RFID technology application is still in its infancy, as organizations are investigating RFID data uses in various areas of the commercial market. For instance, there is much discussion regarding its viability as a system which can eventually replace UPC codes as a means by which to track items.
The technology involves a tag, signal, and receiver. The tag is made up of a silicon chip and antenna and puts out a unique signal through code for every item upon which it is attached. Because there is no battery or charging devise, the signal can remain recognizable for several years. The radio-frequency is recognized by a short-range reading device. This device can simultaneously scan data from more than one item, making it useful for situations like the grocery store. (Laura Hildner, Defusing the Threat of Rfid: Protecting Consumer Privacy Through Technology-Specific Legislation at the State Level, 41 Harv. C.R.-C.L. L. Rev. 133, 134 (2006)).
There are two sides to the debate over the development of uses for RFID. Concerns include cost, virus control, and privacy. However, this is to be tempered against the benefits, that this technology may greatly improve existing inefficiencies. For example goods can be tracked as they move through the supply chain.

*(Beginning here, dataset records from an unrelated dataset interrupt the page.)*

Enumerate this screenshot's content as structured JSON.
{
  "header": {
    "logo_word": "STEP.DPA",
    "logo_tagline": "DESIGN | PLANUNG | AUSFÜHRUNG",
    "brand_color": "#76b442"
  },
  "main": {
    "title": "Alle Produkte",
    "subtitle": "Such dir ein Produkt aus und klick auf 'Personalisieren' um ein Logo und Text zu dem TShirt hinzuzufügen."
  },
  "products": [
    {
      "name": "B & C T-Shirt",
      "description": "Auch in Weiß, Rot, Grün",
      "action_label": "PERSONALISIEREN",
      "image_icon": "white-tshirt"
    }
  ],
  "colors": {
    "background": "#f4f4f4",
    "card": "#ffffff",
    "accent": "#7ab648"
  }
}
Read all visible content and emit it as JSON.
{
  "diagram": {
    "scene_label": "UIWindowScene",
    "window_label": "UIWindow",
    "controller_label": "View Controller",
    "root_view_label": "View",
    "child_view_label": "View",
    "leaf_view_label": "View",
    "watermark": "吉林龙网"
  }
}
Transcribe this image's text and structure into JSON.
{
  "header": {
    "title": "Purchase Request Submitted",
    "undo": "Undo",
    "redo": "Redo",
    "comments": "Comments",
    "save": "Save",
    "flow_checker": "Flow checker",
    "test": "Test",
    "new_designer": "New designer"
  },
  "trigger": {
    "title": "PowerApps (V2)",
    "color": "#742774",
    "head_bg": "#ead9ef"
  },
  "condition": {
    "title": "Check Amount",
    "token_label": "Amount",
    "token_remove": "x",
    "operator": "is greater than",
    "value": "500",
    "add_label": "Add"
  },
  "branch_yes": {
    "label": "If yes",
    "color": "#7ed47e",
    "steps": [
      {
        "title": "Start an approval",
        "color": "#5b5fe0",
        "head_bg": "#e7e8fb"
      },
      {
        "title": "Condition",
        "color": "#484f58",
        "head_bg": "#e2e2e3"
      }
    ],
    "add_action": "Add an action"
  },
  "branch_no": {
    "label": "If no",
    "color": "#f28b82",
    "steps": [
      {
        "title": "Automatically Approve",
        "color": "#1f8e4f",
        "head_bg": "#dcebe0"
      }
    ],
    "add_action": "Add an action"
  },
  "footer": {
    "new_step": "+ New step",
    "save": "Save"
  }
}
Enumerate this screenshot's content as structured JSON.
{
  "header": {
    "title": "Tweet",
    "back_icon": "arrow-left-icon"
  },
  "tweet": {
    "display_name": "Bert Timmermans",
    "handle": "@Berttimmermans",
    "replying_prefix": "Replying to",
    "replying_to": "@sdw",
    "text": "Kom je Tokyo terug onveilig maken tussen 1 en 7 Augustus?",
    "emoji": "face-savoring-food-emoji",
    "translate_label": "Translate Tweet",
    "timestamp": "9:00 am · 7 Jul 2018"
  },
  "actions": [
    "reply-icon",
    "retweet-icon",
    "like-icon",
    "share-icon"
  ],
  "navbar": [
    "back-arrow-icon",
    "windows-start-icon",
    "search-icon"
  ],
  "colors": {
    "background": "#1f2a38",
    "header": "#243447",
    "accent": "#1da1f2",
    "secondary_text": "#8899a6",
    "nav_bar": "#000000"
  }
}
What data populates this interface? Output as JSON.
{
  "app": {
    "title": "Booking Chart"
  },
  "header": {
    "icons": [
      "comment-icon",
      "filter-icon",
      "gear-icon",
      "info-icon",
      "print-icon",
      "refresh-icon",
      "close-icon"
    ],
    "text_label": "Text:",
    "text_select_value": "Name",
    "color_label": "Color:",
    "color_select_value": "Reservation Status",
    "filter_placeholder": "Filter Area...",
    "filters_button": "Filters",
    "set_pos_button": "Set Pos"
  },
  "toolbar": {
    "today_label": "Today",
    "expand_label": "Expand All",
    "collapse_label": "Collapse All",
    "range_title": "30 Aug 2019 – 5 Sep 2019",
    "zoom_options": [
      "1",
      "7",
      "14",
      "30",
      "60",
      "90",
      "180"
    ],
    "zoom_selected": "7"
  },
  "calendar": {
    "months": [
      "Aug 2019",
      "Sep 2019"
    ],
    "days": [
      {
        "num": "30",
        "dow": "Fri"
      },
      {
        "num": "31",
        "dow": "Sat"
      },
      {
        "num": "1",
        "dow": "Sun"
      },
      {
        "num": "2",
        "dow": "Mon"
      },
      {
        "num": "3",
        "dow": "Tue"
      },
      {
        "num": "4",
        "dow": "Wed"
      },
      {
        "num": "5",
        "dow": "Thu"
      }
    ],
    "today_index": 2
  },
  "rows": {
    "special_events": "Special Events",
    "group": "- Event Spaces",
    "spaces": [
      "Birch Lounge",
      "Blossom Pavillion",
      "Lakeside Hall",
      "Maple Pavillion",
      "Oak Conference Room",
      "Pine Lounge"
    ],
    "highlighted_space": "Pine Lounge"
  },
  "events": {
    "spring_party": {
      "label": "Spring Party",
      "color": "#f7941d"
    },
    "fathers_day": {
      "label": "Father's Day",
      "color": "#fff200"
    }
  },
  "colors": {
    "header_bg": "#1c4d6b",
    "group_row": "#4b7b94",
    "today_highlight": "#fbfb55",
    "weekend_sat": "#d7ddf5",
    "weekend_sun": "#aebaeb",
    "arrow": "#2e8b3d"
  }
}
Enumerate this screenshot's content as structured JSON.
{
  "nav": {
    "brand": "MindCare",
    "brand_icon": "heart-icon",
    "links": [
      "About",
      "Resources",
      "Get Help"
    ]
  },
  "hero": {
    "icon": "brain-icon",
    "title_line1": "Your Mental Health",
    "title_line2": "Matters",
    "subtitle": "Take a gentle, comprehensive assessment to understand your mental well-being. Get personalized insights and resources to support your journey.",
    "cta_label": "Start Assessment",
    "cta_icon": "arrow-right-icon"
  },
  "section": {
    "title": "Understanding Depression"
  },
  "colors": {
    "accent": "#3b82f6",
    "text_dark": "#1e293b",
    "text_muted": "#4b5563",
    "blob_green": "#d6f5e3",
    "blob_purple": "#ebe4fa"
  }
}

Currently, the FDA is involved in a trial study of the use of RFID as a method of inventory control for the tracking of products – verification of shipment, receipt of products and finished product authentication. (2004 WL 3363379 (F.D.A.), 3). The FDA has carefully outlined that this is not to imply that RFID is to be used to fulfill any existing regulatory requirements, such as replacing UPC labeling as a standard for control. (Id.) According to their website, the FDA is also examining the use of RFID in conjunction with medical equipment, studying the potential effects that the radio signals might have on medical devices.
There are many questions to be asked about RFID, its uses, implications, and how the data mining and usage are being regulated. The FDA hope to release further information by the end of 2012 and will be using its website to communicate with the public.